In hearing about her successful recovery from TB, others from the east coast who also suffered from the disease sought her out once they moved to LA, and she and my great-uncle took them into their own home to help them heal. However, the burden became too great from so many taking up residence with them. They and my grandparents, two other couples, a few doctors, and wealthy Los Angeles Jews took matters into their own hands and purchased a small land parcel in an out-of-the-way area called Duarte outside Los Angeles’ city limits (the LA City Council refused to build a sanitarium because it feared the contagion inside the city limits). There in Duarte they pitched tents and created what came to be known as “The City of Hope,” now an internationally renowned medical center.

I’ve always been fascinated by history, and as a consequence of knowing more about my own family story, my sense of gratitude deepened for my forebears’ struggles and successes and how I stand upon their shoulders.
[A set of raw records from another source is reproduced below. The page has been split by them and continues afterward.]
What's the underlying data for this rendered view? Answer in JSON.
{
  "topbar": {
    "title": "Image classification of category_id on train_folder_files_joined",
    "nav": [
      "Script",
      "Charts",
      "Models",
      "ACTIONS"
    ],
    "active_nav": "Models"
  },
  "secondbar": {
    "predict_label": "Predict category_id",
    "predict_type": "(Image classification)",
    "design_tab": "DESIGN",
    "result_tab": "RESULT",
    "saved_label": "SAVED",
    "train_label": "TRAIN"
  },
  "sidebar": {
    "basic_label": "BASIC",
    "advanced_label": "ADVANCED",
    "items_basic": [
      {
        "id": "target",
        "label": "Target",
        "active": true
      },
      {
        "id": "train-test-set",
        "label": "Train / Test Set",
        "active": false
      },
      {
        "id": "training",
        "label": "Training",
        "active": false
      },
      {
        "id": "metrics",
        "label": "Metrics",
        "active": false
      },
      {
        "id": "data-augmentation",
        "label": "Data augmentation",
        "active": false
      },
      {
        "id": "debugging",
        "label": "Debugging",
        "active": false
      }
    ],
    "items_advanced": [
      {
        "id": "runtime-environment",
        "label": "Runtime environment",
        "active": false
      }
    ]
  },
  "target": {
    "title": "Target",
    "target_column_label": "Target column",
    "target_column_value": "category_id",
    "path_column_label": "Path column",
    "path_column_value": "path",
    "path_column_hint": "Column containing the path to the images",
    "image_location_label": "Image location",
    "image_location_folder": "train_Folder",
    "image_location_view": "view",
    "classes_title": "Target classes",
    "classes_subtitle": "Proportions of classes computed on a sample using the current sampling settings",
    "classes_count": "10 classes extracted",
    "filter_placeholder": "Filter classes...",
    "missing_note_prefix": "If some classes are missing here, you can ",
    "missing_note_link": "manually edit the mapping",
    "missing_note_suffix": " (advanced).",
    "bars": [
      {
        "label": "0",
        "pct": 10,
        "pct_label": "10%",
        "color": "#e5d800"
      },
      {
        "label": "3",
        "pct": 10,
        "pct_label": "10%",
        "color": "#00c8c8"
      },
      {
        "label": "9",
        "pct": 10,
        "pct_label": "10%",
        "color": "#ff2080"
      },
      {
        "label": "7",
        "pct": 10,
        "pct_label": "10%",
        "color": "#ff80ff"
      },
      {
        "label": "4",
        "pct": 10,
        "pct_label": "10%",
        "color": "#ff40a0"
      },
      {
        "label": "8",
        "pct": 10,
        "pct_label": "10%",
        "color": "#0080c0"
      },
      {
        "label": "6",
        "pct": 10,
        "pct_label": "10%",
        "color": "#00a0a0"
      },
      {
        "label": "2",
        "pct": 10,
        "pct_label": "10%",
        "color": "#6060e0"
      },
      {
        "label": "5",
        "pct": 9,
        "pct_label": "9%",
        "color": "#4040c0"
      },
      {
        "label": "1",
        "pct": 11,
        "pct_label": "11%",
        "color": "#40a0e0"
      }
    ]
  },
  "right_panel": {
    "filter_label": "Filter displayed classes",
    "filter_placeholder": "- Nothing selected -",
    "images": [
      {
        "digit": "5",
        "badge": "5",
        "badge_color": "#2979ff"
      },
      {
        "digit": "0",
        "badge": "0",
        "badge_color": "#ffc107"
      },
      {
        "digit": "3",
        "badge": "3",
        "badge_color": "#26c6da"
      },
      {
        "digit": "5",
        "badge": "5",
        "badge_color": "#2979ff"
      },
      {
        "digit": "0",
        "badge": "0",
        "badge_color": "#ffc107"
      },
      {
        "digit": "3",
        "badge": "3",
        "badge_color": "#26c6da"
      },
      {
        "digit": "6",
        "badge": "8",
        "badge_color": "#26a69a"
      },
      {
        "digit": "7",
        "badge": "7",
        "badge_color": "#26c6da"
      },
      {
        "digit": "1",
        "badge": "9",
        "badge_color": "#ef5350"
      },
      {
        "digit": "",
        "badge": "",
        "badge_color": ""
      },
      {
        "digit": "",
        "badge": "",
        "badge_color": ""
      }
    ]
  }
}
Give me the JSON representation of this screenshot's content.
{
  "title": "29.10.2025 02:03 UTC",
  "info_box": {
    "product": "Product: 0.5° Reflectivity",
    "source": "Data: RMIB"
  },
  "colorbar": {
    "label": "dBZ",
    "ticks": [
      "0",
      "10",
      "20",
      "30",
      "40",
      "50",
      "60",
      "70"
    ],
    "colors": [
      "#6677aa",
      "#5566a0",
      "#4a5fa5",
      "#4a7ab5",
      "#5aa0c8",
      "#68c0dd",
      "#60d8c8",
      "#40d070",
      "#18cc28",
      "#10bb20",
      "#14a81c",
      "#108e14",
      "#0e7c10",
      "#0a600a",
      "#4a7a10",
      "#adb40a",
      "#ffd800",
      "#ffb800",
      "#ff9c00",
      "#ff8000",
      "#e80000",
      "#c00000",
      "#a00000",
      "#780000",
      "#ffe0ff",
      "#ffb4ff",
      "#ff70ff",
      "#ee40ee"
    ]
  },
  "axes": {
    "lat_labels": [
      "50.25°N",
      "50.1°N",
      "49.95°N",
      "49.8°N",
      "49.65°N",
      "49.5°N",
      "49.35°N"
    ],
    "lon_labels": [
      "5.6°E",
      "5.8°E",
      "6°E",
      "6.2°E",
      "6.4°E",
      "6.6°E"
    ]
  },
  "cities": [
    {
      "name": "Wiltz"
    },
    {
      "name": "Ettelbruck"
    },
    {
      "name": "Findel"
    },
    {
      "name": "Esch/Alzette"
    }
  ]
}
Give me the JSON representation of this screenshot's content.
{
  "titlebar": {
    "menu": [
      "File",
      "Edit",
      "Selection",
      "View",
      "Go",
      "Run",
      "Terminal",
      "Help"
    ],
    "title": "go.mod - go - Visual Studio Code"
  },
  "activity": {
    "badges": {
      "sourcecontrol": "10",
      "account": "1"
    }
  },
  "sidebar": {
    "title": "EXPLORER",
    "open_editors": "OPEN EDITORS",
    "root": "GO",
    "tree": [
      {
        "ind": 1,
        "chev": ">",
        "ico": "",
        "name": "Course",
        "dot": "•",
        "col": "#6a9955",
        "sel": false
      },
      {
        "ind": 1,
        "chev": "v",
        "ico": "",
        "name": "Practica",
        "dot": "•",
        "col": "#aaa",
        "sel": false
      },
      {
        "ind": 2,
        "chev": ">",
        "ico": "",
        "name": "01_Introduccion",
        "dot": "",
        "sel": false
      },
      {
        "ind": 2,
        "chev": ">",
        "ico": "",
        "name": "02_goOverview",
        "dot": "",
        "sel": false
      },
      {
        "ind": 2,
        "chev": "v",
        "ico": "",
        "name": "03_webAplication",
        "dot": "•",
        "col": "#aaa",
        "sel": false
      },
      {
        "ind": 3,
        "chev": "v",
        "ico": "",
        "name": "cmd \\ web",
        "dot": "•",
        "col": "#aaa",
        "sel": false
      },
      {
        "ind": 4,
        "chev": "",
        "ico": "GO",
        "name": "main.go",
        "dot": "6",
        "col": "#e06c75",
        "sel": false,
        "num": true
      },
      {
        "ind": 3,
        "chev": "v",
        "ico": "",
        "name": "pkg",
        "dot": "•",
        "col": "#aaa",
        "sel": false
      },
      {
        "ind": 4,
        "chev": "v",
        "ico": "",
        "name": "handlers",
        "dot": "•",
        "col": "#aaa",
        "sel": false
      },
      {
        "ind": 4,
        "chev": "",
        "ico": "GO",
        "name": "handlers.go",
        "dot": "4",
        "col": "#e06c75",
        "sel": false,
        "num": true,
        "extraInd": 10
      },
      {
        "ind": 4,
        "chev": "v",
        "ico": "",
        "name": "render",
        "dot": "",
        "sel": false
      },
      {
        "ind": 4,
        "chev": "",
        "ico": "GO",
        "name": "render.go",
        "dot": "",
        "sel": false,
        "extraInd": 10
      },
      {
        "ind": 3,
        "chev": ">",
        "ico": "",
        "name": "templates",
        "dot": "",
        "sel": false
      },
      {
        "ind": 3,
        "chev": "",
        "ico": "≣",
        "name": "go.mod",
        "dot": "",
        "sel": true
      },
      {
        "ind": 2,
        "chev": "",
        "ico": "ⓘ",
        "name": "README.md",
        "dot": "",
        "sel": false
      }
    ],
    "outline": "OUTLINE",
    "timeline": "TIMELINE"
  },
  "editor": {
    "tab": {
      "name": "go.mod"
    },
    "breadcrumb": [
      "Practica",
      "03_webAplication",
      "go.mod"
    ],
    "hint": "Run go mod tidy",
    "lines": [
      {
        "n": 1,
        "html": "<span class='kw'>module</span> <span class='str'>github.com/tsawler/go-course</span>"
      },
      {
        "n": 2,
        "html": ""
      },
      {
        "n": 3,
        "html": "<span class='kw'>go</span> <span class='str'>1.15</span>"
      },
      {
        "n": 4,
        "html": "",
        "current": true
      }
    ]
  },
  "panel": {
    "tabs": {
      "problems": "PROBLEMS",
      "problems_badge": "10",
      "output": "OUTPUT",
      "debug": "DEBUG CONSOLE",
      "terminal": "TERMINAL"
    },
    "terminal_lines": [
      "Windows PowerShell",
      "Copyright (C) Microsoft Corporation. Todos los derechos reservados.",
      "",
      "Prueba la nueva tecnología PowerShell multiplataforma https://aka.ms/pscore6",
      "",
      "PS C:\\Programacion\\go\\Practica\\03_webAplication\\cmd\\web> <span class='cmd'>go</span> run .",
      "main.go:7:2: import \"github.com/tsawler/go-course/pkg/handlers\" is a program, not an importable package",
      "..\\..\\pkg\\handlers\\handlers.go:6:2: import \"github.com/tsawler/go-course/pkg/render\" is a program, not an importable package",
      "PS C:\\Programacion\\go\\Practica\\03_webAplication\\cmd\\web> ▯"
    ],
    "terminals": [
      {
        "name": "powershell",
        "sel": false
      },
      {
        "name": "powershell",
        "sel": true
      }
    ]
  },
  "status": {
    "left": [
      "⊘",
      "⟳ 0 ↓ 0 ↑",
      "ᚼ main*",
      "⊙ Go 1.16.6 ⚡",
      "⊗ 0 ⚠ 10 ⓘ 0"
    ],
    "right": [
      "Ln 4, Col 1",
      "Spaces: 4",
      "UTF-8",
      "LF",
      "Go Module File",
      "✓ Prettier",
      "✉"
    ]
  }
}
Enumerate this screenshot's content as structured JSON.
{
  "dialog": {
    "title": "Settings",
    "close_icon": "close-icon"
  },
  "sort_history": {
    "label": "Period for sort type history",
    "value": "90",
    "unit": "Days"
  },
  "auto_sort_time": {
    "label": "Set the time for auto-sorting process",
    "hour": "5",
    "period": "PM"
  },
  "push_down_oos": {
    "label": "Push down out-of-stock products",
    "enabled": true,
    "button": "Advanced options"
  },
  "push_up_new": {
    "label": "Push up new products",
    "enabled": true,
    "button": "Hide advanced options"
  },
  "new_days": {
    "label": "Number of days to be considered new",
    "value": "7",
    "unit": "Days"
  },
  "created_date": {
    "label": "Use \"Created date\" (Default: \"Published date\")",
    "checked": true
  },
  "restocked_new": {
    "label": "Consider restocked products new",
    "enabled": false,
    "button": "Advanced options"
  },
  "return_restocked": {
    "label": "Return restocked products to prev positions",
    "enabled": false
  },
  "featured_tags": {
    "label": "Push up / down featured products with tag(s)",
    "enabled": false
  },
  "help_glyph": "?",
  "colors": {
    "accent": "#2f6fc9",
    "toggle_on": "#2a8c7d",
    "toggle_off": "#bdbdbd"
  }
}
Memory defines us; and even if we do not personally experience an event, we can make it our own. The Jewish philosopher Emil Fackenheim remarked: “Knowledge creates memory” which suggests that when we learn history and listen to the stories of our parents and grandparents, we take in their memories and make them ours as essential elements of our family story. When we lose memory, we lose a sense of how we came to be who we are and, for our children’s and grandchildren’s sake, who they are too. Faulkner was right – “The Past is never dead. It’s not even past.”

Note: A Seder discussion with my family around our table this year inspired this blog, and especially the line from Mishnah Pesachim 10:5 that constitutes a core theme of the Seder and Jewish life: “In every generation we are to regard ourselves as having personally been redeemed from Egypt.”